Book Review: Just Kids by Patti Smith
Title: Just Kids
I almost always find that the best part of an autobiography is the beginning: the writer’s youth. Once they’re rich and famous, it’s not nearly as interesting a read. Strictly speaking, Just Kids isn’t an autobiography, it’s a memoir: “…a salute to New York City during the late sixties and seventies…a true fable…a portrait of two young artists’ ascent”. Although I am a fan, I knew very little about Patti Smith’s personal life, and the very fact that there is little mention of her music career somehow cements the book’s appeal for me.
Just Kids details Smith’s love affair with photographer and fellow artist Robert Mapplethorpe during New York of the late sixties and early seventies: the time of Andy Warhol’s Factory stars and drag queens, musical revolution, psychedelia and, of course, drugs. A little like Morrissey’s autobiographical offering, Just Kids reads like a highly romanticised version of events but it is enjoyable nonetheless. Smith’s prose can be described only as gorgeous and sweet, a reflection of her hopeful outlook on leading a successful life in art at the time.
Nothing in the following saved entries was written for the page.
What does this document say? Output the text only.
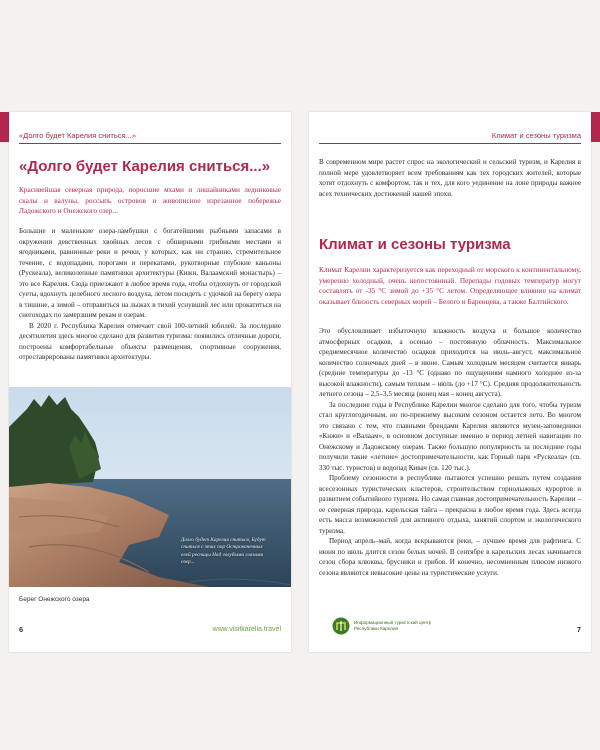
«Долго будет Карелия сниться...»
«Долго будет Карелия сниться...»

Красивейшая северная природа, поросшие мхами и лишайниками ледниковые скалы и валуны, россыпь островов и живописное изрезанное побережье Ладожского и Онежского озер...

Большие и маленькие озера-ламбушки с богатейшими рыбными запасами в окружении девственных хвойных лесов с обширными грибными местами и ягодниками, равнинные реки и речки, у которых, как ни странно, стремительное течение, с водопадами, порогами и перекатами, рукотворные глубокие каньоны (Рускеала), великолепные памятники архитектуры (Кижи, Валаамский монастырь) – это все Карелия. Сюда приезжают в любое время года, чтобы отдохнуть от городской суеты, вдохнуть целебного лесного воздуха, летом посидеть с удочкой на берегу озера в тишине, а зимой – отправиться на лыжах в тихий уснувший лес или прокатиться на снегоходах по замерзшим рекам и озерам.

В 2020 г. Республика Карелия отмечает свой 100-летний юбилей. За последние десятилетия здесь многое сделано для развития туризма: появились отличные дороги, построены комфортабельные объекты размещения, спортивные сооружения, отреставрированы памятники архитектуры.

Долго будет Карелия сниться, Будут сниться с этих пор Остроконечных елей ресницы Над голубыми глазами озер...

Берег Онежского озера

6	www.visitkarelia.travel
Климат и сезоны туризма

В современном мире растет спрос на экологический и сельский туризм, и Карелия в полной мере удовлетворяет всем требованиям как тех городских жителей, которые хотят отдохнуть с комфортом, так и тех, для кого уединение на лоне природы важнее всех технических достижений нашей эпохи.

Климат и сезоны туризма

Климат Карелии характеризуется как переходный от морского к континентальному, умеренно холодный, очень непостоянный. Перепады годовых температур могут составлять от -35 °С зимой до +35 °С летом. Определяющее влияние на климат оказывает близость северных морей – Белого и Баренцева, а также Балтийского.

Это обусловливает избыточную влажность воздуха и большое количество атмосферных осадков, а осенью – постоянную облачность. Максимальное среднемесячное количество осадков приходится на июль–август, максимальное количество солнечных дней – в июне. Самым холодным месяцем считается январь (средние температуры до -13 °С (однако по ощущениям намного холоднее из-за высокой влажности), самым теплым – июль (до +17 °С). Средняя продолжительность летнего сезона – 2,5–3,5 месяца (конец мая – конец августа).

За последние годы в Республике Карелии многое сделано для того, чтобы туризм стал круглогодичным, но по-прежнему высоким сезоном остается лето. Во многом это связано с тем, что главными брендами Карелия являются музеи-заповедники «Кижи» и «Валаам», в основном доступные именно в период летней навигации по Онежскому и Ладожскому озерам. Также большую популярность за последние годы получили такие «летние» достопримечательности, как Горный парк «Рускеала» (св. 330 тыс. туристов) и водопад Кивач (св. 120 тыс.).

Проблему сезонности в республике пытаются успешно решать путем создания всесезонных туристических кластеров, строительством горнолыжных курортов и развитием событийного туризма. Но самая главная достопримечательность Карелии – ее северная природа, карельская тайга – прекрасна в любое время года. Здесь всегда есть масса возможностей для активного отдыха, занятий спортом и экологического туризма.

Период апрель–май, когда вскрываются реки, – лучшее время для рафтинга. С июня по июль длится сезон белых ночей. В сентябре в карельских лесах начинается сезон сбора клюквы, брусники и грибов. И конечно, несомненным плюсом низкого сезона являются невысокие цены на туристические услуги.

Информационный туристский центр
Республики Карелия	7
Beginning with the author’s simple childhood in New Jersey, the story follows the young poet moving to New York without a cent to her name. After a series of unsuccessful jobs, Smith meets the curly-haired Catholic-born Mapplethorpe and soon moves in with him, two devoted but starving artists: “We wanted, it seemed, what we already had, a lover and a friend to create with, side by side. To be loyal, yet be free”.
Both are struggling, and in their apartment, Smith creates and studies her favourite poets such as Baudelaire and Rimbaud. Smith and Mapplethorpe’s story is one of art, sex, music, passion and an almost stubborn togetherness. Their New York is one from Coney Island, the Chelsea Hotel to notorious Velvet Underground haunt and amphetamine-fuelled Max’s Kansas City. The pair’s efforts to find fame as they rub shoulders with some now legendary names seduces the reader into wishing they’d been born earlier, experienced a world now closed to them.
As the story progresses and the scene moves to the Chelsea Hotel (to much name dropping), Smith and Mapplethorpe grow further apart as Mapplethorpe experiments with homosexuality, as well as S&M imagery in his photography. Smith travels to Paris on a shoestring, and, although a connection always exists between the two, they drift further and further apart. Mapplethorpe died of AIDs in 1989 in Boston and on his deathbed, Smith promised to document their story one day, as she has in
Although Just Kids won the 2010 National Book Award for Nonfiction, critics have slated Smith’s prose deeming it pretentious, but I feel that her almost lyrical style of writing and the naïveté of her world and innocence of her relationship with Mapplethorpe make Just Kids an almost dreamy read. The final lines even brought a tear to my eye. But then again, maybe I’m just young and optimistic.